Mobile QR Code
Title Profile-based Optimization for Deep Learning on Heterogeneous Multi-core CPUs
Authors 차주형(Joo Hyoung Cha) ; 권용인(Yongin Kwon) ; 이제민(Jemin Lee)
DOI https://doi.org/10.5573/ieie.2023.60.7.40
Page pp.40-49
ISSN 2287-5026
Keywords Deep learning; Heterogeneous multi-core; Optimization; big.LITTLE; Embedded
Abstract Recently, there has been a growing demand to apply deep learning in embedded environments. In constrained embedded environments, heterogeneous multicore CPU architectures like Arm's big.LITTLE are widely utilized to efficiently carry out deep learning computations.

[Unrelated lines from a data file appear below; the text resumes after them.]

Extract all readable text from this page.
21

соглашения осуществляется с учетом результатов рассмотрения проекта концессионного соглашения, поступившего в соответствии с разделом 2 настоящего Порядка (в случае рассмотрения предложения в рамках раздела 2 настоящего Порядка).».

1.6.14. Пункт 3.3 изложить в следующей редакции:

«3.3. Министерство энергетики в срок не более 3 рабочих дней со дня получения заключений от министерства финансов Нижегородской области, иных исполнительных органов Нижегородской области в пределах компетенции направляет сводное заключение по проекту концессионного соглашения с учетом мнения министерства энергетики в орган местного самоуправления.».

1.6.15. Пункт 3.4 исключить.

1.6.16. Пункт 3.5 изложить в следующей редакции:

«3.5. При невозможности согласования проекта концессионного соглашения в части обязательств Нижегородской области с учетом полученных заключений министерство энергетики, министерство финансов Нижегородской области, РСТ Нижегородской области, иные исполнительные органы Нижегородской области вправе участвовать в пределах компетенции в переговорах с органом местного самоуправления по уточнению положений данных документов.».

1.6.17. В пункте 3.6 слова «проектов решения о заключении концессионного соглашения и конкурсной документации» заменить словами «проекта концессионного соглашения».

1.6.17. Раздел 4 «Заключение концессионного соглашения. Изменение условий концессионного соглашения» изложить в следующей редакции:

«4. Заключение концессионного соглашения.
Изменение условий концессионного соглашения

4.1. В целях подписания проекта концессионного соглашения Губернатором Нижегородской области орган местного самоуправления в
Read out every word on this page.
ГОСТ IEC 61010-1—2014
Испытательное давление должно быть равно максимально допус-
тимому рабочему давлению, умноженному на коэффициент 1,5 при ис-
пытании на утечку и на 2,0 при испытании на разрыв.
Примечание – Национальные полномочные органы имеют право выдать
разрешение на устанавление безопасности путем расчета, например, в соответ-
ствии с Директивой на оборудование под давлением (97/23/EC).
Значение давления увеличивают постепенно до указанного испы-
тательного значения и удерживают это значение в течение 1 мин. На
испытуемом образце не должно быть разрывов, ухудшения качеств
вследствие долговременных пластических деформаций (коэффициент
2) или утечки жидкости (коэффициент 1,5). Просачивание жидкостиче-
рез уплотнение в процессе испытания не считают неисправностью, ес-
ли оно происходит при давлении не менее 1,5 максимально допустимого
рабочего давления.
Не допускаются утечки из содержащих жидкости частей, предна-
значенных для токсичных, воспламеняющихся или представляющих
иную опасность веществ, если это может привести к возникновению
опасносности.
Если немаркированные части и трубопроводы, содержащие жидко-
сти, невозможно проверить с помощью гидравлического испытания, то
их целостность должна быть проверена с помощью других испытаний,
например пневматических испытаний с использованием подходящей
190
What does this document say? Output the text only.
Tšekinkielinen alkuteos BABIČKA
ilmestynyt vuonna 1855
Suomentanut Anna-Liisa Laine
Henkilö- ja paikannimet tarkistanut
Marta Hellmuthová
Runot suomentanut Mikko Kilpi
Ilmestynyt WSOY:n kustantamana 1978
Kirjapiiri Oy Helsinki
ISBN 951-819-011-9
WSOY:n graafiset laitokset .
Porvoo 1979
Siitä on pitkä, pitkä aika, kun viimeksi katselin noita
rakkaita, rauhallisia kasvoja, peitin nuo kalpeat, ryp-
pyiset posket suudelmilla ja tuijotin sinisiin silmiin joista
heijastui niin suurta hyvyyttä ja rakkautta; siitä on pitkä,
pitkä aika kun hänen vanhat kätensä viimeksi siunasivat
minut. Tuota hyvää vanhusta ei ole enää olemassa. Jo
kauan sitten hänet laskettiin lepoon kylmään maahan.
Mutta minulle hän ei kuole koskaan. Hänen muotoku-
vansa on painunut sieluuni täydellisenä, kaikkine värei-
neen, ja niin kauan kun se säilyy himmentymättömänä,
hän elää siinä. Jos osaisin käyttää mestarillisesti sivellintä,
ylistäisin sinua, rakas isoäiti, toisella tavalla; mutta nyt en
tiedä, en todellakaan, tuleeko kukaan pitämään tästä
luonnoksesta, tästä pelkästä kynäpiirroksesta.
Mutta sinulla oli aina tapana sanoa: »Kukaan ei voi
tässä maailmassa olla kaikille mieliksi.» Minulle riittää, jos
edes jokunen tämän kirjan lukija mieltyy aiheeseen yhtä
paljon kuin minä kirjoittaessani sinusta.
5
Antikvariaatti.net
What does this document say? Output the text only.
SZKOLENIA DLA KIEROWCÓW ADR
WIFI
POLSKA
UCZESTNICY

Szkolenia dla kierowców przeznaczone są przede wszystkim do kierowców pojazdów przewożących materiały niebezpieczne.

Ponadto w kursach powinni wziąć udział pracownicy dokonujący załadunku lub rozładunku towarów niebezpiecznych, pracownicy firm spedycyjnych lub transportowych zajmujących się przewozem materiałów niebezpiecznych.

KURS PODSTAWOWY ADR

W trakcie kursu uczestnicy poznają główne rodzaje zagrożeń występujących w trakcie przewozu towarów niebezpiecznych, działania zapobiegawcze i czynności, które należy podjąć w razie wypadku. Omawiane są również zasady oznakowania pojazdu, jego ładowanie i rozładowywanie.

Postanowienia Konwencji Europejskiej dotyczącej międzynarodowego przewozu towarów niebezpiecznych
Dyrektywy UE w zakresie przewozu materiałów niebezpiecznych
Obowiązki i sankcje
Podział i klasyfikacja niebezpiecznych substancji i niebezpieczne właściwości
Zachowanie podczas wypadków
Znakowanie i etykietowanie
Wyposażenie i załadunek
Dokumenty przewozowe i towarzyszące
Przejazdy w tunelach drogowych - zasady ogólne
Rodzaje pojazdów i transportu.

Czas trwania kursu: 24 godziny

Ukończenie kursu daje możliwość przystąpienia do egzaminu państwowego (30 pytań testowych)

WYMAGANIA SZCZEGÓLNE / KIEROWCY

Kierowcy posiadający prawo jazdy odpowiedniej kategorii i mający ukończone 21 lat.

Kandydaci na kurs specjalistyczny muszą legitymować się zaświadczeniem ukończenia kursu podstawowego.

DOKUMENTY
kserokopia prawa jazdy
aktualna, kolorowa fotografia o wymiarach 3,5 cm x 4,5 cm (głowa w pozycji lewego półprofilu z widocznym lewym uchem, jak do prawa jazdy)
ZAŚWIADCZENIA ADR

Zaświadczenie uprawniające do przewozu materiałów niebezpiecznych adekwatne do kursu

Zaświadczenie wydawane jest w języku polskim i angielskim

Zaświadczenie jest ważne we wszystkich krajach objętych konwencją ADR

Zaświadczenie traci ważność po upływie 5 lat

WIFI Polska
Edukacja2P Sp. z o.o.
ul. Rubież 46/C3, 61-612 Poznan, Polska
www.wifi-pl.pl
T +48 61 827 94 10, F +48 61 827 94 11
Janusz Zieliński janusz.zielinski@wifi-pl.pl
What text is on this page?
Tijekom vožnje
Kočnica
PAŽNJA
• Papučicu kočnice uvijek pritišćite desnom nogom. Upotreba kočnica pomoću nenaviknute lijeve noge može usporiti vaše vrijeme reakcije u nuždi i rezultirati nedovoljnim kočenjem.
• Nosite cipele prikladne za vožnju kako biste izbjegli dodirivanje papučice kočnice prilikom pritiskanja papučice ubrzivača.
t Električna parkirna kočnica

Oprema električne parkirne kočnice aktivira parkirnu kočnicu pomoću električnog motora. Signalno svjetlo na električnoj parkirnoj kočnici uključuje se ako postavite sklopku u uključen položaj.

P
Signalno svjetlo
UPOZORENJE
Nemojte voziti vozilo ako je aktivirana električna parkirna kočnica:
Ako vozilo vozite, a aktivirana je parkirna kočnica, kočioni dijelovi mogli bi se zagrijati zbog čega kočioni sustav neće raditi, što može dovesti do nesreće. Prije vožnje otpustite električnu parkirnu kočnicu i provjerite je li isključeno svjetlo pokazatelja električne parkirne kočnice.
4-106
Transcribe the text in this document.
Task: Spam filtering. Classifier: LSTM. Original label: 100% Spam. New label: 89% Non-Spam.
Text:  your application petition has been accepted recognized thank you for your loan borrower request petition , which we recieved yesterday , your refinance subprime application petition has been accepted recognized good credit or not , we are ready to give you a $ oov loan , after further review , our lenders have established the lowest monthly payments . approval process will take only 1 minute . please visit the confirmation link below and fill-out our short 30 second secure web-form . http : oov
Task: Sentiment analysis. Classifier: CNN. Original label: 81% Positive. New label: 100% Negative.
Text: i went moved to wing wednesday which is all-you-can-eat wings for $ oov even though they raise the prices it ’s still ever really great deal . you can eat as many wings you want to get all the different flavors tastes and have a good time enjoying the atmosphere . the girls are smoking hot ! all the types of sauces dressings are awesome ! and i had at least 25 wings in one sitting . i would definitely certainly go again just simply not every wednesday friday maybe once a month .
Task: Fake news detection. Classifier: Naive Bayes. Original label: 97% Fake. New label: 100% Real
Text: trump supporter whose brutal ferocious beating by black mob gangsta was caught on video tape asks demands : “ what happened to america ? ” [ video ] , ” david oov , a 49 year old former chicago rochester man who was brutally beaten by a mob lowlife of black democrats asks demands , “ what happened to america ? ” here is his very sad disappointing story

Although Arm provides Arm Compute Library (ACL) for optimal deep learning operations, it does not fully leverage the potential of hardwares with the big.LITTLE structure. This paper proposes a profile-based search method for automatically determining the optimal execution kernel and schedule for each hardware. Experiments were conducted on Tinker Edge R, Odroid N+, and Snapdragon 865 HDK boards using AlexNet, VGG16, MobileNetV2, and GoogleNet models. In all cases, the proposed method improved performance up to 266% compared to existing methods. Through the results of this research, we expect to enable cost-effective, low-power, and high-performance execution of deep learning in embedded devices.